Apache Spark as a Actual-Time Engine

MakeMyTrip’s deployment proves that RTM on Spark delivers the extraordinarily low latency that your real-time functions require. As a result of RTM is constructed on the identical acquainted Spark APIs, you need to use the identical enterprise logic throughout batch and actual time pipelines. You now not want the overhead of sustaining a second platform or separate codebase for actual time processing, and might merely allow RTM on Spark with a single line of code.

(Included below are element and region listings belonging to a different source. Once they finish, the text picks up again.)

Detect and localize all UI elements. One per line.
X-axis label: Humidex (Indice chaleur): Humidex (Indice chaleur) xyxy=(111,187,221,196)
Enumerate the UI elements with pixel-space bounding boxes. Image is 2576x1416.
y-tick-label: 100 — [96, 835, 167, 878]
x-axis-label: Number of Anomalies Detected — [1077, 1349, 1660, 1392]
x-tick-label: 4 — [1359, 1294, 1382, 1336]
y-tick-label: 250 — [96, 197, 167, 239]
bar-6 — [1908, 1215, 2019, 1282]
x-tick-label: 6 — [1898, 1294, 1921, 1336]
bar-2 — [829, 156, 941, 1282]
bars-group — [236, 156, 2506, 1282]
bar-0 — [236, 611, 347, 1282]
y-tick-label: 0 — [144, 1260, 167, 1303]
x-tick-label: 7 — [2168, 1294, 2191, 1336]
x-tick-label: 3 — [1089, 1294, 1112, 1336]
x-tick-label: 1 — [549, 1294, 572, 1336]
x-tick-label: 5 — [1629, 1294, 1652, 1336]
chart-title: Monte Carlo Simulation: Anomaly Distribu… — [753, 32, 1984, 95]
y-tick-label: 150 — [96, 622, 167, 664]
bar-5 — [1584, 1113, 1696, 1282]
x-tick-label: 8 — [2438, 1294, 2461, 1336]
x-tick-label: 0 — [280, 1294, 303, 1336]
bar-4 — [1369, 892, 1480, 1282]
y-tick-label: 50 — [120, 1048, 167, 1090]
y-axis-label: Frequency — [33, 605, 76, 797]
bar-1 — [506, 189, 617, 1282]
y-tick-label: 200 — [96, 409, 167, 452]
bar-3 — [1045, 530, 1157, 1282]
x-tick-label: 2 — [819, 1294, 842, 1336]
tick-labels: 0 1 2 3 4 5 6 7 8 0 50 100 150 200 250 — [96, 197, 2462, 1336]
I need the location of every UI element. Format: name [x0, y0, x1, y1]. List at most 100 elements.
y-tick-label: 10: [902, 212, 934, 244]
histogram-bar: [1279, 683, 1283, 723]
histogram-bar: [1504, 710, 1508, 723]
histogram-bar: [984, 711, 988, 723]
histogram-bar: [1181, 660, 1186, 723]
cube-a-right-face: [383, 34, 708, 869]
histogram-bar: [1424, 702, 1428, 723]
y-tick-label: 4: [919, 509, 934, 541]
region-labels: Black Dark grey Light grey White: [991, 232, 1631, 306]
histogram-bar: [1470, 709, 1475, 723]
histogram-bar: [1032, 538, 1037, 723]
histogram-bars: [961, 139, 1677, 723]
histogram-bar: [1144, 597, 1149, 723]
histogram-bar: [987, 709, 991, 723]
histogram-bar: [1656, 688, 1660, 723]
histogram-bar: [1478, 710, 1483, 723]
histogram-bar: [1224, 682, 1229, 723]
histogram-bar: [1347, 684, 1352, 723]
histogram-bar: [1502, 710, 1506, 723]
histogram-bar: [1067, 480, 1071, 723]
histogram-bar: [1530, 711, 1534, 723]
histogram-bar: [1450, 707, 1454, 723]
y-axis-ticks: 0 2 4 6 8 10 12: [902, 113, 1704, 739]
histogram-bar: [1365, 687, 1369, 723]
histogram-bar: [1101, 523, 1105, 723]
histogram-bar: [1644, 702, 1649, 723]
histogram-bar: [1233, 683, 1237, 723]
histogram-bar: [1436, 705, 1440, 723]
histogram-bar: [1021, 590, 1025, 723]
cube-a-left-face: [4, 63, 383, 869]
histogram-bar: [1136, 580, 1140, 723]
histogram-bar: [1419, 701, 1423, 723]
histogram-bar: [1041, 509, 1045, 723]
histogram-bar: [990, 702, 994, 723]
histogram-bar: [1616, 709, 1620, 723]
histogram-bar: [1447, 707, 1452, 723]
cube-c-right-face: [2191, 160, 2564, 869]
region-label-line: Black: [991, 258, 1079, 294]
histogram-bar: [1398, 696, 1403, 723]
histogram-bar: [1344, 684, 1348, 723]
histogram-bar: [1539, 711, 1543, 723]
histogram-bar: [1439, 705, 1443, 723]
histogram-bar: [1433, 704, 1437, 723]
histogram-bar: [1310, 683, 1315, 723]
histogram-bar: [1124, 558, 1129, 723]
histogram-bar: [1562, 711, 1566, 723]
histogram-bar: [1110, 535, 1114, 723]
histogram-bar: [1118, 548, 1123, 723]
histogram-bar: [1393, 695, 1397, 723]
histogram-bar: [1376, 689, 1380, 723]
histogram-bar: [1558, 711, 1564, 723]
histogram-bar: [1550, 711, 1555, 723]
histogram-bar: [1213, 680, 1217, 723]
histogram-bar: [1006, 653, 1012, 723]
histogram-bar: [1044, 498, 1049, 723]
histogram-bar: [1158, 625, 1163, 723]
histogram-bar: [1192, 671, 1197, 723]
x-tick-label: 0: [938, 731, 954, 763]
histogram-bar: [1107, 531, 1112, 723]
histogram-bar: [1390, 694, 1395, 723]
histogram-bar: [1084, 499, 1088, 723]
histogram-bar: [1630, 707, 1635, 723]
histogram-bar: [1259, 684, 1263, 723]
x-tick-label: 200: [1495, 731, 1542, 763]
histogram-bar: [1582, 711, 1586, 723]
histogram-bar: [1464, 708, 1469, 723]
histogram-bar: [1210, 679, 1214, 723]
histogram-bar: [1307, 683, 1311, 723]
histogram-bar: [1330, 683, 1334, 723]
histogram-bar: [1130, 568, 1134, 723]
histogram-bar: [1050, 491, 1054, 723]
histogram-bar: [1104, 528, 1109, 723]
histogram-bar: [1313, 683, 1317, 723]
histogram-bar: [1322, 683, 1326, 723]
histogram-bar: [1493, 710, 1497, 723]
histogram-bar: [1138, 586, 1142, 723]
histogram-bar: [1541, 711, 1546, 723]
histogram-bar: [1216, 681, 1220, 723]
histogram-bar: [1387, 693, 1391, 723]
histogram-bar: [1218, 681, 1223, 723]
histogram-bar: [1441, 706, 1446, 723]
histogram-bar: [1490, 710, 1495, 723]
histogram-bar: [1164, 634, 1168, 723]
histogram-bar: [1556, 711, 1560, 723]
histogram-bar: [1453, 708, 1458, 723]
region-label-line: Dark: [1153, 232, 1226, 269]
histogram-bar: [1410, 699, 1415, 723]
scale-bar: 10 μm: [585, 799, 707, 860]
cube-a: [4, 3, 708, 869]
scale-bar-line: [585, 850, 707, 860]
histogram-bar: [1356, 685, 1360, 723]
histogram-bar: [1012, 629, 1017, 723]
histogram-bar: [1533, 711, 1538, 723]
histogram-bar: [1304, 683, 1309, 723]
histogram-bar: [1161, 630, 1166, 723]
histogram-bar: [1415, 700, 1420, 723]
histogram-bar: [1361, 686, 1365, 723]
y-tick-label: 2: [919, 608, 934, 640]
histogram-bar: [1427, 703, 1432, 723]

Actual-Time Mode allowed us to compress our infrastructure and ship real-time experiences with out managing a number of streaming engines. As we transfer into the period of AI brokers, steering them successfully requires constructing real-time context from information streams. We’re experimenting with Spark RTM to produce our brokers with the richest, most up-to-date context essential to take the absolute best choices.” — Aditya Kumar, Affiliate Director of Engineering, MakeMyTrip

Getting began with Actual-Time Mode

To study extra about Actual-Time Mode, watch this on-demand video on tips on how to get began or overview the documentation.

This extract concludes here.